Exercices d'application

Exercice 1

Pour une maison située à Lyon, calculez la longueur minimale d'un débord de toit pour protéger une baie vitrée de 2m de haut le 21 juin à midi (soleil à 65° de hauteur).

Indice : Utilisez la trigonométrie : Longueur du débord = Hauteur de la baie / tan(angle du soleil).

Exercice 2

Schématisez le principe de ventilation traversante dans une maison rectangulaire orientée est-ouest, avec les vents dominants venant de l'ouest. Indiquez le sens de circulation de l'air.

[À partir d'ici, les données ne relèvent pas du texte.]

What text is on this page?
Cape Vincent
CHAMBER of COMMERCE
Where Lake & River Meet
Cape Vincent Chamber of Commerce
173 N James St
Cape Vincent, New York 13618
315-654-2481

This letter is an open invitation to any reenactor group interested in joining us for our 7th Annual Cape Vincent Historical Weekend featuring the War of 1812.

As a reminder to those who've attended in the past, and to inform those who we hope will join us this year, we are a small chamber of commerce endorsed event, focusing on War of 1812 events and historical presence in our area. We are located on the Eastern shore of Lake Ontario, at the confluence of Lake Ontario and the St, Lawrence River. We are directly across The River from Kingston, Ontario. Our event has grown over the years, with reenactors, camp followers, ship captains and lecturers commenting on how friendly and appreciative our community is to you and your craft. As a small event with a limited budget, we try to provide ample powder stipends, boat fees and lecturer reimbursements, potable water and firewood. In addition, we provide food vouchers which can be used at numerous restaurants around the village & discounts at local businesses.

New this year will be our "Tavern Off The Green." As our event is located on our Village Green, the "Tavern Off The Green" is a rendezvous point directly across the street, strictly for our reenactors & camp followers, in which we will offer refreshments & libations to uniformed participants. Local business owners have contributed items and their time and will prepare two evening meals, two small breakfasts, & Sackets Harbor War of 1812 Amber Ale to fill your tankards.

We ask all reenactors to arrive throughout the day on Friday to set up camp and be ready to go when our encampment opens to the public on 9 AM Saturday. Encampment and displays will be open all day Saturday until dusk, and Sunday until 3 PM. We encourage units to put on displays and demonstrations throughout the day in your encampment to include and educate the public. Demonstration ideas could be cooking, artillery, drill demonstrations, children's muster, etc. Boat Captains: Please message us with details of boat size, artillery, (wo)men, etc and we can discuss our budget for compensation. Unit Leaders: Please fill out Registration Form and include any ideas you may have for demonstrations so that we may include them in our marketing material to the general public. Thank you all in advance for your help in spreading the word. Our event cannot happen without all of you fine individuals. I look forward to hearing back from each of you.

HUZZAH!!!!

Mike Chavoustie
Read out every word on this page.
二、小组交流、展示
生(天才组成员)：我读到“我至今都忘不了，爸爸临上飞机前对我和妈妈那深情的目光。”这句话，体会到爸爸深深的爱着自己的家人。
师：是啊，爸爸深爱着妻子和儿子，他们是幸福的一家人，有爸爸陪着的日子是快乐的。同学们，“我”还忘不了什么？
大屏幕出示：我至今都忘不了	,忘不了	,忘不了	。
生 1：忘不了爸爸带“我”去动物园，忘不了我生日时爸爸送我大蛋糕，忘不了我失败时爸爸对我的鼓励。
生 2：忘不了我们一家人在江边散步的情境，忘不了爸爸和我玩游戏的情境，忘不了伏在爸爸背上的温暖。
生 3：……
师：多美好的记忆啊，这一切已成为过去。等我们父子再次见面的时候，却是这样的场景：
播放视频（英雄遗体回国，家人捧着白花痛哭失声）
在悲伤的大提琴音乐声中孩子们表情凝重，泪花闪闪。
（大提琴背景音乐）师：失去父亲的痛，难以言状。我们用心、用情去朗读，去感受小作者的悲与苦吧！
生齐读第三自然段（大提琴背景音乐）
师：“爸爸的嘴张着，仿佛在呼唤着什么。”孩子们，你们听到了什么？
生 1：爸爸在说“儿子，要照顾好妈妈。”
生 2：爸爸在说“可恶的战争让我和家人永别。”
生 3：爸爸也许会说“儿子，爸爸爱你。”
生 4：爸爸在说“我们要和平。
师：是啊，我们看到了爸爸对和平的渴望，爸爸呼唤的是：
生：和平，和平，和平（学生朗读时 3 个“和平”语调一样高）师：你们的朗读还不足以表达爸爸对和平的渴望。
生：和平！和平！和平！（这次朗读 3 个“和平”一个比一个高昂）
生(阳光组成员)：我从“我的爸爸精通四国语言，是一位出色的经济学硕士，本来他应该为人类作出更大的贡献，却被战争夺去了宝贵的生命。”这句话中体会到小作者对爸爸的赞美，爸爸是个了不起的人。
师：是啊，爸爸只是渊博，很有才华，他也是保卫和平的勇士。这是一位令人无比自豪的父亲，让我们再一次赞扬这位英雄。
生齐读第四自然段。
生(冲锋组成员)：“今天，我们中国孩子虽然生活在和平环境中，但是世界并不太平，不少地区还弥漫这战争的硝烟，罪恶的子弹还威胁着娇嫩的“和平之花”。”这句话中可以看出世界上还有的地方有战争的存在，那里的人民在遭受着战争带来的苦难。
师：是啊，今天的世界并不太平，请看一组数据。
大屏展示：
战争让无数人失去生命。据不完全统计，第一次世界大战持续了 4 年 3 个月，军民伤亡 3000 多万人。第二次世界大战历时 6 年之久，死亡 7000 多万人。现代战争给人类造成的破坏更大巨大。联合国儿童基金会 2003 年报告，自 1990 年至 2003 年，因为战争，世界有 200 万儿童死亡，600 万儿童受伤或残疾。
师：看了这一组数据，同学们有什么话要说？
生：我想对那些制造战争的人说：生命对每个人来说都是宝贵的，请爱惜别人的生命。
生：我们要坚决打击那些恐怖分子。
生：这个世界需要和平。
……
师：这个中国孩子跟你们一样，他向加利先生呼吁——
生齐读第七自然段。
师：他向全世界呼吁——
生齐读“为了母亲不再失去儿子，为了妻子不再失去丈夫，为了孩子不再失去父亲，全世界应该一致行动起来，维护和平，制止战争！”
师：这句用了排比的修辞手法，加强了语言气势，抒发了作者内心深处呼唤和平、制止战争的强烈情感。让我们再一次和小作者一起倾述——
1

Indice : Placez des ouvertures en partie basse sur la façade ouest (entrée d'air) et en partie haute sur la façade est (sortie d'air).

Exercice 3

Comparez l'impact environnemental et les performances thermiques d'un isolant en laine de verre et d'un isolant en fibre de bois pour une toiture. Citez deux avantages et un inconvénient pour chacun.

Indice : Considérez le procédé de fabrication, la conductivité thermique (lambda), le déphasage et la fin de vie des produits.